The state’s goal is to prevent waste and to increase rates of recycling and composting, he said. Asked by Commissioner Angela Conley about capacity at landfills, Koudelka said closing the HERC would require much more waste to be split up among various landfills located outside of Hennepin County, or the construction of a new landfill. The county does not currently have a landfill; most trash not burned at the HERC is brought to landfills in Dakota County.
“The closure of a waste-to-energy facility like HERC would mean we would need,” Koudelka said at the February meeting as he snapped his fingers, “like that, a new landfill to be the second largest in the state.”
Sahan Journal contacted all seven county board members for this story. Two, District 1 Commissioner Jeffrey Lunde and District 6 Commissioner Heather Edelson, agreed to interviews. A third, District 2 Commissioner and County Board Chair Irene Fernando, submitted written statements. The others didn’t respond to questions.
Lunde told Sahan Journal he believes the county is abiding by its 2023 resolution and says progress is being made toward waste reduction goals. The hunger strike shows commitment that Lunde respects, but he said it doesn’t mean he would change his approach to the HERC and waste issues.
“I think it’s a fair and respected way to draw attention,” Lunde said. “Will it lead to action? I don’t think so. I’d be lying if I said it would.”
Edelson echoed his views. She was a state representative in 2023, not a county commissioner, but believes that Hennepin County is taking steps to reduce waste and promote recycling. There is no landfill currently in Hennepin County, and she worries that setting a date would be symbolic. But Edelson said she wants to see the HERC closed, and agrees that the process isn’t going fast enough.

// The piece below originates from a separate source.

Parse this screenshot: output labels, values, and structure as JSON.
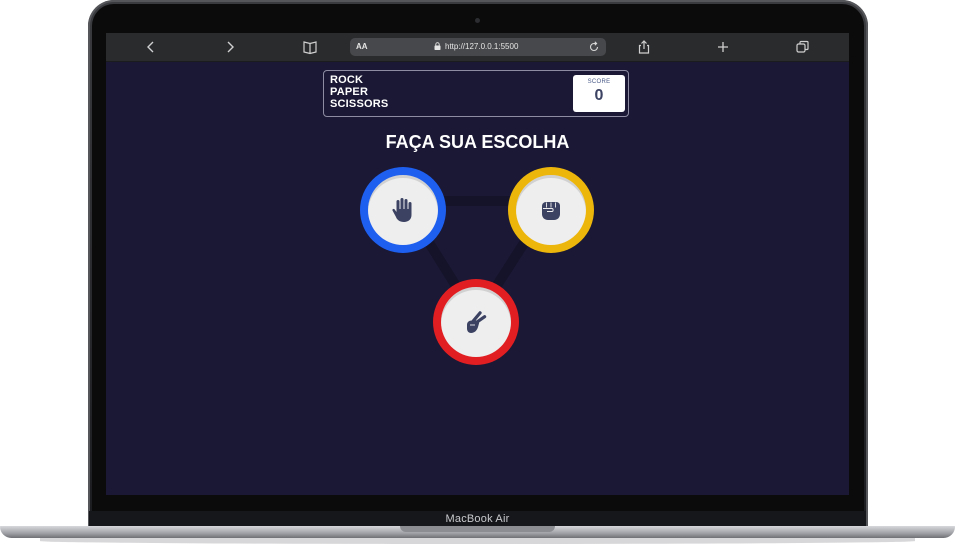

“I respect the passion of this group and their conviction,” she told Sahan Journal. “At the same time, as a government, it’s important for us to look at planning and sequencing in a measurable system and just setting a date shifts a lot of things.”

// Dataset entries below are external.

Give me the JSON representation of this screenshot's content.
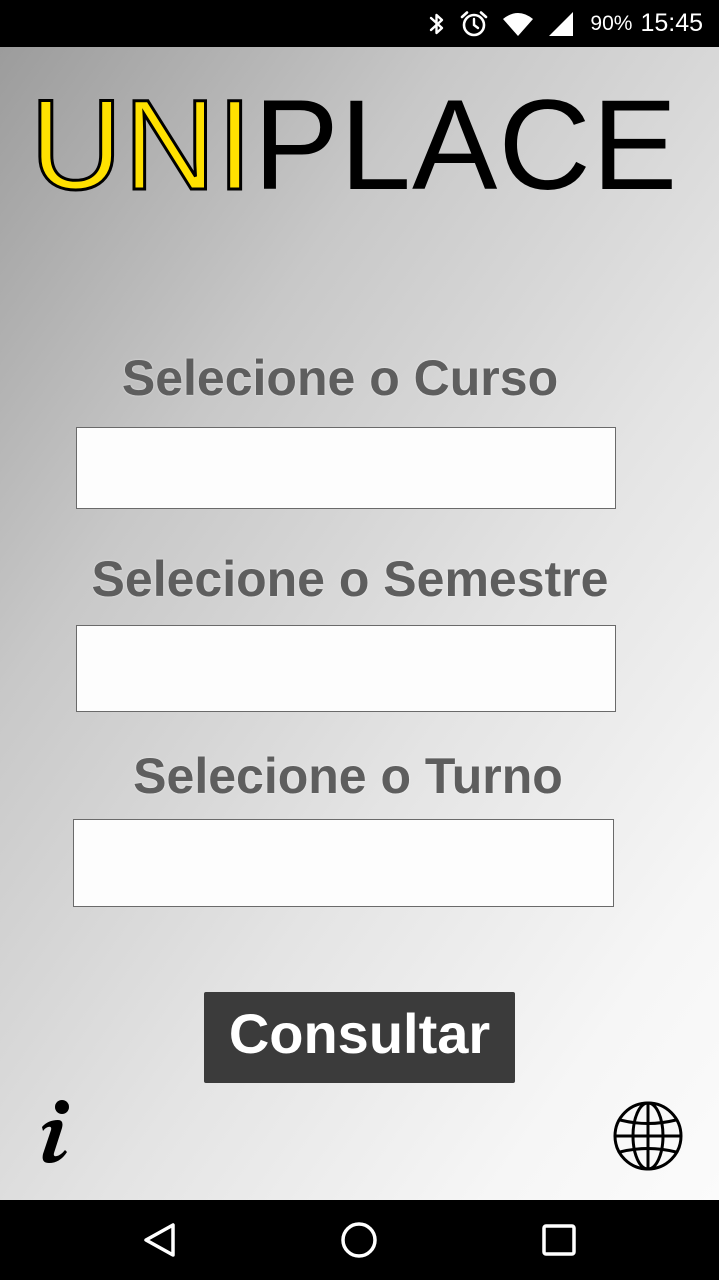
{
  "status_bar": {
    "battery": "90%",
    "time": "15:45",
    "icons": [
      "bluetooth-icon",
      "alarm-icon",
      "wifi-icon",
      "signal-icon"
    ]
  },
  "logo": {
    "part1": "UNI",
    "part2": "PLACE",
    "colors": {
      "part1": "#ffe100",
      "part2": "#000000"
    }
  },
  "form": {
    "curso_label": "Selecione o Curso",
    "curso_value": "",
    "semestre_label": "Selecione o Semestre",
    "semestre_value": "",
    "turno_label": "Selecione o Turno",
    "turno_value": "",
    "consult_label": "Consultar"
  },
  "footer_icons": [
    "info-icon",
    "globe-icon"
  ],
  "nav_bar": {
    "buttons": [
      "back-icon",
      "home-icon",
      "recent-apps-icon"
    ]
  },
  "colors": {
    "button_bg": "#3b3b3b",
    "label_text": "#5e5e5e",
    "status_bar_bg": "#000000"
  }
}
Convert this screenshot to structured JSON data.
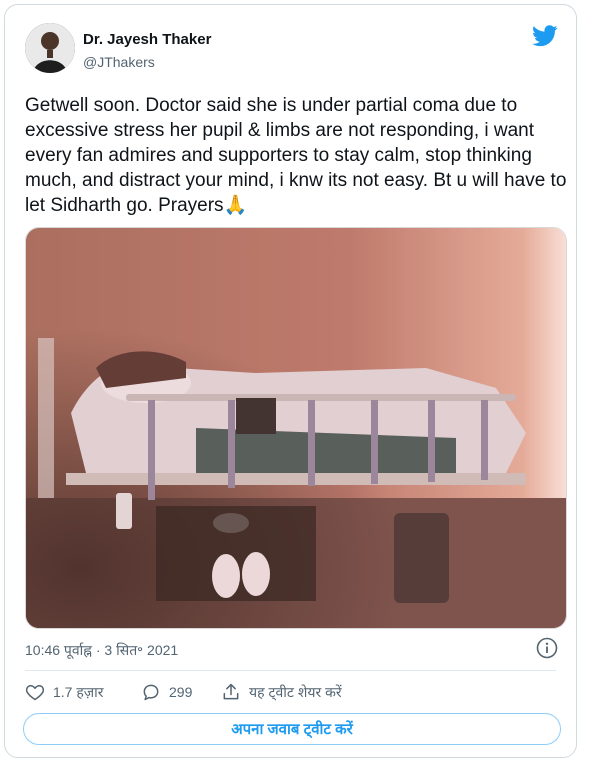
{
  "author": {
    "name": "Dr. Jayesh Thaker",
    "handle": "@JThakers"
  },
  "tweet": {
    "text": "Getwell soon. Doctor said she is under partial coma due to excessive stress her pupil & limbs are not responding, i want every fan admires and supporters to stay calm, stop thinking much, and distract your mind, i knw its not easy. Bt u will have to let Sidharth go. Prayers",
    "emoji": "🙏"
  },
  "timestamp": "10:46 पूर्वाह्न · 3 सित॰ 2021",
  "actions": {
    "likes": "1.7 हज़ार",
    "replies": "299",
    "share_label": "यह ट्वीट शेयर करें"
  },
  "reply_button_label": "अपना जवाब ट्वीट करें",
  "colors": {
    "twitter_blue": "#1d9bf0",
    "secondary_text": "#536471",
    "border": "#cfd9de"
  },
  "icons": [
    "twitter-bird-icon",
    "info-icon",
    "heart-icon",
    "reply-bubble-icon",
    "share-icon"
  ]
}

Fernando, whose district includes the HERC, said in a written statement that she supports closing the facility in the fastest and most responsible manner possible, adding that she wants to see a detailed plan on where trash would be dumped when it can no longer be incinerated at the HERC.
“I oppose any effort that will lead to an increase in landfilling,” Fernando wrote. “I will not support any plan to close the HERC without a plan for the trash. Without a plan, such an action would increase landfilling, which is unsustainable and in contradiction with Hennepin goals, community goals, and the State of Minnesota’s waste hierarchy.”
Fernando called for a larger effort from the city of Minneapolis, which produces about 75% of the garbage burned at the HERC. The Minneapolis City Council unanimously passed an ordinance in 2024 supporting the incinerator’s closure and agreeing to work with the county to reduce waste.
Edelson said she is concerned about the well-being of those planning to go on a hunger strike, but feels she has to continue her work as she otherwise would.
“Closing the HERC, I think makes sense, I don’t disagree with that, but I think we have these pressing issues,” Edelson said.
Lunde said he thinks the county needs to add multiple new waste transfer facilities that can divide out recyclable materials from garbage. Currently, the only county-owned transfer station is located in his district in Brooklyn Park.
“I know they’re frustrated, but they’re focused on a single aspect of the trash puzzle,” Lunde said.
For Villanueva, county commissioners’ lack of urgency is not just disappointing, it’s harmful. The HERC is the 32nd most polluting facilities in the state and the second largest source of industrial pollution in Hennepin County, according to MPCA data, and it’s controlled by a publicly elected board.
“Something has to be done,” Villanueva said.